NCJ Number
189762
Journal
Politics and the Life Sciences Volume: 19 Issue: 1 Dated: March 2000 Pages: 45-57
Date Published
March 2000
Length
13 pages
Annotation
This article examines several trends that have combined to keep the new field of biotechnology secret.
Abstract
One trend is the transformation of biotechnology from an essentially academic field characterized by strong norms of openness to a field with extensive corporate connections that have reached even to research in leading universities. Another is the establishment of intellectual property rights for life forms initiated by the landmark Supreme Court decision, Diamond vs. Chakrabarty. And another is the limiting of public access to information about the genetically altered organisms whose use in agriculture, industry, and medicine falls under government controls.
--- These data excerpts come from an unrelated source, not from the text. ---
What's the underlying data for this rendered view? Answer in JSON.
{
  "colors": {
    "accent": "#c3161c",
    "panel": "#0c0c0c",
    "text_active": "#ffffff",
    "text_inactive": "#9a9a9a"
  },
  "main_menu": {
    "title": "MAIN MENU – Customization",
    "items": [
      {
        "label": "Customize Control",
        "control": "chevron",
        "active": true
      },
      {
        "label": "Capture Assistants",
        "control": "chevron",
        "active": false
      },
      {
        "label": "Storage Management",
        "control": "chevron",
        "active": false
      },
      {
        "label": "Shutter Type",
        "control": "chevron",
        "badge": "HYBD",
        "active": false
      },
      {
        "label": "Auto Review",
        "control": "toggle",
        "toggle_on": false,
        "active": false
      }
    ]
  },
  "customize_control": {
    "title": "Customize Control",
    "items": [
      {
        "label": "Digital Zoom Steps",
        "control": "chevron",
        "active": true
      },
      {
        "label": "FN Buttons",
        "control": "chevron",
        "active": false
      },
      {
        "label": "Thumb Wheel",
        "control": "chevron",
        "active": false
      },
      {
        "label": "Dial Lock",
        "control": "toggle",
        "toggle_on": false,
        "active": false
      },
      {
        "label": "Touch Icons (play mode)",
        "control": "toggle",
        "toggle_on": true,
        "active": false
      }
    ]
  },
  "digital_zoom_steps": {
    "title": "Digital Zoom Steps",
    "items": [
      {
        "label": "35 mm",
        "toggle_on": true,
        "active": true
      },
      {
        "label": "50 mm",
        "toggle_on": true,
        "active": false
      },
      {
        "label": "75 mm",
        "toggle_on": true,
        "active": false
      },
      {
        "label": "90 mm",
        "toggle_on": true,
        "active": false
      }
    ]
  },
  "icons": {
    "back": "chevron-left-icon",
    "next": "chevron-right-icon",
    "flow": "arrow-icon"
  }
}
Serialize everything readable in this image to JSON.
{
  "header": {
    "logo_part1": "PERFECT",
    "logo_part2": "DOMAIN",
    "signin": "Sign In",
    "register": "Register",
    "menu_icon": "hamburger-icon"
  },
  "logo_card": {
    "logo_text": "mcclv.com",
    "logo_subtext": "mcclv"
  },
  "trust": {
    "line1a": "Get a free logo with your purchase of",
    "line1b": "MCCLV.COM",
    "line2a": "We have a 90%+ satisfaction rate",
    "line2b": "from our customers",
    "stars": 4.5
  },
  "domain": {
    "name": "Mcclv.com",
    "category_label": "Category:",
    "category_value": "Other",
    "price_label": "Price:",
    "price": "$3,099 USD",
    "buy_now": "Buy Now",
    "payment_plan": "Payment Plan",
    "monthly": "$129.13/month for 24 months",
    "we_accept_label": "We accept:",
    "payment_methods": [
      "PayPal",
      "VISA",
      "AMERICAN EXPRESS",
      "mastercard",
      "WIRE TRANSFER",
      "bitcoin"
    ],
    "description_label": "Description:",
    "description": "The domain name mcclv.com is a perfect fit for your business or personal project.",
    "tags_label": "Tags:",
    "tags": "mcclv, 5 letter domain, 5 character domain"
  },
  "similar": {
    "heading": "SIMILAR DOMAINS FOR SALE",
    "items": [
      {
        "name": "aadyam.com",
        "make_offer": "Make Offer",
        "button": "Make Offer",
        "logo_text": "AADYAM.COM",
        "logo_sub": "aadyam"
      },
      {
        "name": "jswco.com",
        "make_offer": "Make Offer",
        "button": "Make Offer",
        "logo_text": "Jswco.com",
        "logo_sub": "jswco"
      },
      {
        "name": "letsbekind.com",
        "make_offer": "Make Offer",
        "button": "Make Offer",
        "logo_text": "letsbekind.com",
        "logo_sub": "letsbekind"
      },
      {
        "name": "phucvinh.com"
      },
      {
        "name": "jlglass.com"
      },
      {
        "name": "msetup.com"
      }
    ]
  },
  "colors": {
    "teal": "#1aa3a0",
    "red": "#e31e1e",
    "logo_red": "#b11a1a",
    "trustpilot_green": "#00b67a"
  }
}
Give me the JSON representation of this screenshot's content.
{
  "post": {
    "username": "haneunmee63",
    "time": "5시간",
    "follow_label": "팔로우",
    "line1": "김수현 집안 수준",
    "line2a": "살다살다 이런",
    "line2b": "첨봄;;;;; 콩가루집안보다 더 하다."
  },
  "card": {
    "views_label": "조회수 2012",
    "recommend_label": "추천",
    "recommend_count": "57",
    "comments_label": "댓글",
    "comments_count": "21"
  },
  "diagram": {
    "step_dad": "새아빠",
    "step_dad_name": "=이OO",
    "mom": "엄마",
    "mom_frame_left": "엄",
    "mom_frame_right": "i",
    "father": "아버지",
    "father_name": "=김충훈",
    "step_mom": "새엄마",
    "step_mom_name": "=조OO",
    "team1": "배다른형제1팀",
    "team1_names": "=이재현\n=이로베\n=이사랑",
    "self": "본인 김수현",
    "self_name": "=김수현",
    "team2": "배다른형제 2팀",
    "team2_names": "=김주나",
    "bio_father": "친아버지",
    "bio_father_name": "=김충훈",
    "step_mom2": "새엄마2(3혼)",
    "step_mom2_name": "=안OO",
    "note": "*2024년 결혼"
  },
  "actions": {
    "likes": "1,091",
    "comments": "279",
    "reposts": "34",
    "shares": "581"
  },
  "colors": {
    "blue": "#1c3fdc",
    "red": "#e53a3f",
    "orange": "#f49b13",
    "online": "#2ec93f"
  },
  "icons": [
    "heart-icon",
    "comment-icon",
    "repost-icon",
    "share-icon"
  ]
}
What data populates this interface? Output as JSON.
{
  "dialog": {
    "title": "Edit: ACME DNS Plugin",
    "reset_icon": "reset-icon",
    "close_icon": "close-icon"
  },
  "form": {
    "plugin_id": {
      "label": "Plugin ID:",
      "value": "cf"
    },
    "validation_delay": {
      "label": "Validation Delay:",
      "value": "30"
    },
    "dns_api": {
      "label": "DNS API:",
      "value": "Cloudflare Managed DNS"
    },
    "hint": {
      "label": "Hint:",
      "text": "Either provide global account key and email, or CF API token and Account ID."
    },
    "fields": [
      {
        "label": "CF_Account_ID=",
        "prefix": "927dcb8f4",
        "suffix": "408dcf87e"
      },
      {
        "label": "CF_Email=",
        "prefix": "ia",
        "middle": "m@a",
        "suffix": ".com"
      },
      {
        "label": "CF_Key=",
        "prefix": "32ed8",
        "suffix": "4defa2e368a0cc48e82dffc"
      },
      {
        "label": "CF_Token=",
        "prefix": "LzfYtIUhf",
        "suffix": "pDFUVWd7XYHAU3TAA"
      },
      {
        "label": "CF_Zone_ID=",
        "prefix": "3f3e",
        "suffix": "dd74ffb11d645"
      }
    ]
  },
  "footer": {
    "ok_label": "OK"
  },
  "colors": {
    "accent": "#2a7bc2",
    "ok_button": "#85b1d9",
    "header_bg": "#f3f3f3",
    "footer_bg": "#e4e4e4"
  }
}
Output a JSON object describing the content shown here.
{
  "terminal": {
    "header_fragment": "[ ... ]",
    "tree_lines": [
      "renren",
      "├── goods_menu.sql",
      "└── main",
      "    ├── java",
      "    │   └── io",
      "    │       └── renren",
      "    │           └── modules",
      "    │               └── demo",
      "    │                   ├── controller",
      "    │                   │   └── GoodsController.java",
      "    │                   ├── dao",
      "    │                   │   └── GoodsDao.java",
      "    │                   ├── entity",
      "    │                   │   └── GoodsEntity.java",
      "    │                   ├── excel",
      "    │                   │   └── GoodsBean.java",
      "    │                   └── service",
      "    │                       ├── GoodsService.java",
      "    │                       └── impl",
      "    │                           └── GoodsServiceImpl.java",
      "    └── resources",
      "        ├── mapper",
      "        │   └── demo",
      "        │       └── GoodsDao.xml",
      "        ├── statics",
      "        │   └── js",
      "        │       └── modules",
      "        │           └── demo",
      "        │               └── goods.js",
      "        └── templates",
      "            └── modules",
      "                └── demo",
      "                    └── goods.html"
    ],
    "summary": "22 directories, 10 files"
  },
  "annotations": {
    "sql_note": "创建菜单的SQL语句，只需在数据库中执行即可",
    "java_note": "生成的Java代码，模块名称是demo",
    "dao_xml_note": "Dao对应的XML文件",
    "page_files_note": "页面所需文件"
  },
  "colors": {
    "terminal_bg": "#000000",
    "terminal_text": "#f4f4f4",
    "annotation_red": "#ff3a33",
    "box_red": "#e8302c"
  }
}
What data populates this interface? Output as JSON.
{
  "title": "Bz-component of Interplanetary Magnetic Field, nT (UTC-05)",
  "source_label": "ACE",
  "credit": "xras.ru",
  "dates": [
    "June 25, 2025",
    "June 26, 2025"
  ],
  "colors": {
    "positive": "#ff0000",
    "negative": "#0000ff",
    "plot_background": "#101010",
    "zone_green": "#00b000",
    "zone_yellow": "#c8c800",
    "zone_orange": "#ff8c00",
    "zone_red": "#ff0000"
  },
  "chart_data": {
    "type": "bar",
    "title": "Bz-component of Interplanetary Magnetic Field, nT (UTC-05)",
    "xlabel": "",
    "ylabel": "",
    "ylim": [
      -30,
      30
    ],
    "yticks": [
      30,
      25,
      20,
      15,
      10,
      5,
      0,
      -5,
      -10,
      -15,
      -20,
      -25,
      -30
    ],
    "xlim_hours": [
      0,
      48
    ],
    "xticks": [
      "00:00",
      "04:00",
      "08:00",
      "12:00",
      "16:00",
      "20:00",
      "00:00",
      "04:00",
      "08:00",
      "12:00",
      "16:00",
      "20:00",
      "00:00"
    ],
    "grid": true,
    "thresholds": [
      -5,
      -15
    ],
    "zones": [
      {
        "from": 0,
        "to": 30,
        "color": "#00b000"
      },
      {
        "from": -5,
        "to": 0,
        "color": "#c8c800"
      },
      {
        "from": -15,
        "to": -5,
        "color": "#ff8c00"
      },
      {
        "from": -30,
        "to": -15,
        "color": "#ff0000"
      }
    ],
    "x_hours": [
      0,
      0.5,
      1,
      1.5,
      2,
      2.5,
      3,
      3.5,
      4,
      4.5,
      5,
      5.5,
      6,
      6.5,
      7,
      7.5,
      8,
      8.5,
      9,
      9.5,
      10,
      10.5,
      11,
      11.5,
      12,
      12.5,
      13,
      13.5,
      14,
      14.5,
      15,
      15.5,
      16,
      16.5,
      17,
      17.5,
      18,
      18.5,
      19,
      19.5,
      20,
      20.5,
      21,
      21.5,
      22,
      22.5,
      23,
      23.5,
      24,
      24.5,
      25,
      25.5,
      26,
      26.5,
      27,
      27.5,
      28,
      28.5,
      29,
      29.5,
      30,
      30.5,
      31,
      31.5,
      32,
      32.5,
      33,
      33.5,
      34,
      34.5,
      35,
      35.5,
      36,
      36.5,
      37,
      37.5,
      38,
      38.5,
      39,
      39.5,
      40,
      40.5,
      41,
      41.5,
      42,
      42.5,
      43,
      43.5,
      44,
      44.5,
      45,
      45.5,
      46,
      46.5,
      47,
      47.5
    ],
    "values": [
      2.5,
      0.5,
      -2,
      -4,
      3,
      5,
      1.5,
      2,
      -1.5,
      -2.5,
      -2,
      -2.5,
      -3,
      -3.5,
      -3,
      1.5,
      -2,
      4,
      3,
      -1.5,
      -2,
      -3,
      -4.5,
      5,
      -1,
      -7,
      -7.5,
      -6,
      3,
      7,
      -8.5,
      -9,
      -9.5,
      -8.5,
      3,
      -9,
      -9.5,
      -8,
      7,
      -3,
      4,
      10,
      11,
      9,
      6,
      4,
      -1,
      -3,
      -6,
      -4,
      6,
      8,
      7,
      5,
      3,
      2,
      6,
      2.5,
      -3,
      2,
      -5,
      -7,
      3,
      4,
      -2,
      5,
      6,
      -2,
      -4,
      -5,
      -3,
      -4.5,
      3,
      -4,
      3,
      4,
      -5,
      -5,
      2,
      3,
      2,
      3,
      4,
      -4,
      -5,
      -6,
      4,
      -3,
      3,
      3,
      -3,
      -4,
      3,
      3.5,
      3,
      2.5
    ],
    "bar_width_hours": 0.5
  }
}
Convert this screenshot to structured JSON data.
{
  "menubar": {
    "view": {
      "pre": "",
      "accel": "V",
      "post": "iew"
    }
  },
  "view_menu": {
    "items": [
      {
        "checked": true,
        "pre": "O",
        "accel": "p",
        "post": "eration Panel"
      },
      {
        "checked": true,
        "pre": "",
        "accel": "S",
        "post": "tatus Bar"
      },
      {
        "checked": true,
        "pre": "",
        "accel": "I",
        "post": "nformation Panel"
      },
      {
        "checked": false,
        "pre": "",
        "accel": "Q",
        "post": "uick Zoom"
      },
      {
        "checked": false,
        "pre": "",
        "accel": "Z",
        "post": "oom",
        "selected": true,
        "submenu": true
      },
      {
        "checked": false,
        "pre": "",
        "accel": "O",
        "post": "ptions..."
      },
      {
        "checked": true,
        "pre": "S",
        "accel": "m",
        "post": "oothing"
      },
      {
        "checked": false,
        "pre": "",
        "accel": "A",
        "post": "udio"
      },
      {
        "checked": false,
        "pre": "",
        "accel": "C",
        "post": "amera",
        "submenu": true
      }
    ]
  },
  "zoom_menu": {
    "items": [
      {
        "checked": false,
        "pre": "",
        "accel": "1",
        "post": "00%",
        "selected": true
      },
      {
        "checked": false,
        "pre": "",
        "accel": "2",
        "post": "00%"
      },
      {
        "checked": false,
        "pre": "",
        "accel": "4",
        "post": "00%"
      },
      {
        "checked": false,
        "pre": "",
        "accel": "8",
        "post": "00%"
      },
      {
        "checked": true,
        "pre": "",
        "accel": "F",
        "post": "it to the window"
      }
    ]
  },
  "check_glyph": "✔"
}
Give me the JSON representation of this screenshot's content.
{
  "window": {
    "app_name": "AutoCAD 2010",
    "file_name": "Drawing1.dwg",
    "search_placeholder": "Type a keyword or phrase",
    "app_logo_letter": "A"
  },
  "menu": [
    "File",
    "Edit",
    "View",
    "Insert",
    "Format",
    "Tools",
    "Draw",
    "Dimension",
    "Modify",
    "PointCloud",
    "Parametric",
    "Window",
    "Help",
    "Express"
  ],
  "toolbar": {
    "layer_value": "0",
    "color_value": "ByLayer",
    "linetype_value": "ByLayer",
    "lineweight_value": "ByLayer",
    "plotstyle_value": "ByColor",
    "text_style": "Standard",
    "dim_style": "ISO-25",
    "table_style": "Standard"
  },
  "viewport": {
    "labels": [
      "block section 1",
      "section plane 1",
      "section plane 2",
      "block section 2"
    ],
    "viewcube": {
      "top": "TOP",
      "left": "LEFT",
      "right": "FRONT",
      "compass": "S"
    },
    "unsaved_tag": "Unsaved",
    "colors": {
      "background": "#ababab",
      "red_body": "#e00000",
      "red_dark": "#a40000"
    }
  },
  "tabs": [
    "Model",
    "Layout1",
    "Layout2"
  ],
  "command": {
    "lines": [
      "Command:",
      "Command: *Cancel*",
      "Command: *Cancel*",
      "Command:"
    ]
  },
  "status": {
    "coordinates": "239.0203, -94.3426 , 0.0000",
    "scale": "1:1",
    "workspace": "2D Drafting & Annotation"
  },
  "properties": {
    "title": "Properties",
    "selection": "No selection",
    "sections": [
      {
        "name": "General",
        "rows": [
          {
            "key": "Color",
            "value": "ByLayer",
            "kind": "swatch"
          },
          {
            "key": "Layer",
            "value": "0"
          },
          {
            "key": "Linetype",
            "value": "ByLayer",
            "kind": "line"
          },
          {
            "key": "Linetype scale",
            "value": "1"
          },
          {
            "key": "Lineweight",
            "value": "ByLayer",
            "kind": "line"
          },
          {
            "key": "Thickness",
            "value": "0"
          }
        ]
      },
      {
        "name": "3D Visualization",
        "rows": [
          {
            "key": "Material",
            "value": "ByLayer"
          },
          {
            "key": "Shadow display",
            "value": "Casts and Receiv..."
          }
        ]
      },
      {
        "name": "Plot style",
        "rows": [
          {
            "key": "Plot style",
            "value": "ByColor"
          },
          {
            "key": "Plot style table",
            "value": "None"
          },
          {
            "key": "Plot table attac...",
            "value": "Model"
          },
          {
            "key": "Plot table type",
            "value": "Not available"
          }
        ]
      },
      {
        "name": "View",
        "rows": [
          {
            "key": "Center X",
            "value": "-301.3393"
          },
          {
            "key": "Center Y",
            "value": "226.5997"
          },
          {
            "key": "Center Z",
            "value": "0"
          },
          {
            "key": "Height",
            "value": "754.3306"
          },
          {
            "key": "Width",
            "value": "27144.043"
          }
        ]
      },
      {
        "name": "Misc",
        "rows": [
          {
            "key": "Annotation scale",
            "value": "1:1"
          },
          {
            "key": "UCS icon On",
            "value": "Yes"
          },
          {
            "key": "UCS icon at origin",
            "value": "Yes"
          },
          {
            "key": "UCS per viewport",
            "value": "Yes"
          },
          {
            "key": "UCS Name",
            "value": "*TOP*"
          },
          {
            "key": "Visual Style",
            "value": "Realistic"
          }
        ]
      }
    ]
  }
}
The Biological Weapons Convention (BWC), which bans the development, production, stockpiling, and transfer of biological and toxin weapons, was negotiated in 1969 – 1972. Today, some 27 years after the completion of the BWC, the emergence of strong norms of secrecy in the civilian sector is having a significant impact on the further elaboration of this agreement. There has been an impact particularly on the efforts now under way to strengthen the convention by negotiating a legally binding protocol with compliance and verification provisions. The turn from requirements for transparency to protection of opacity with respect to biotechnology and other biological processes, equipment, and protection has also had an impact. In the absence of other, overriding factors, concerns with protection of trade secrets have so far haunted the collective consciousness of the biotechnology industry, and have influenced national policy. 25 notes and 64 references.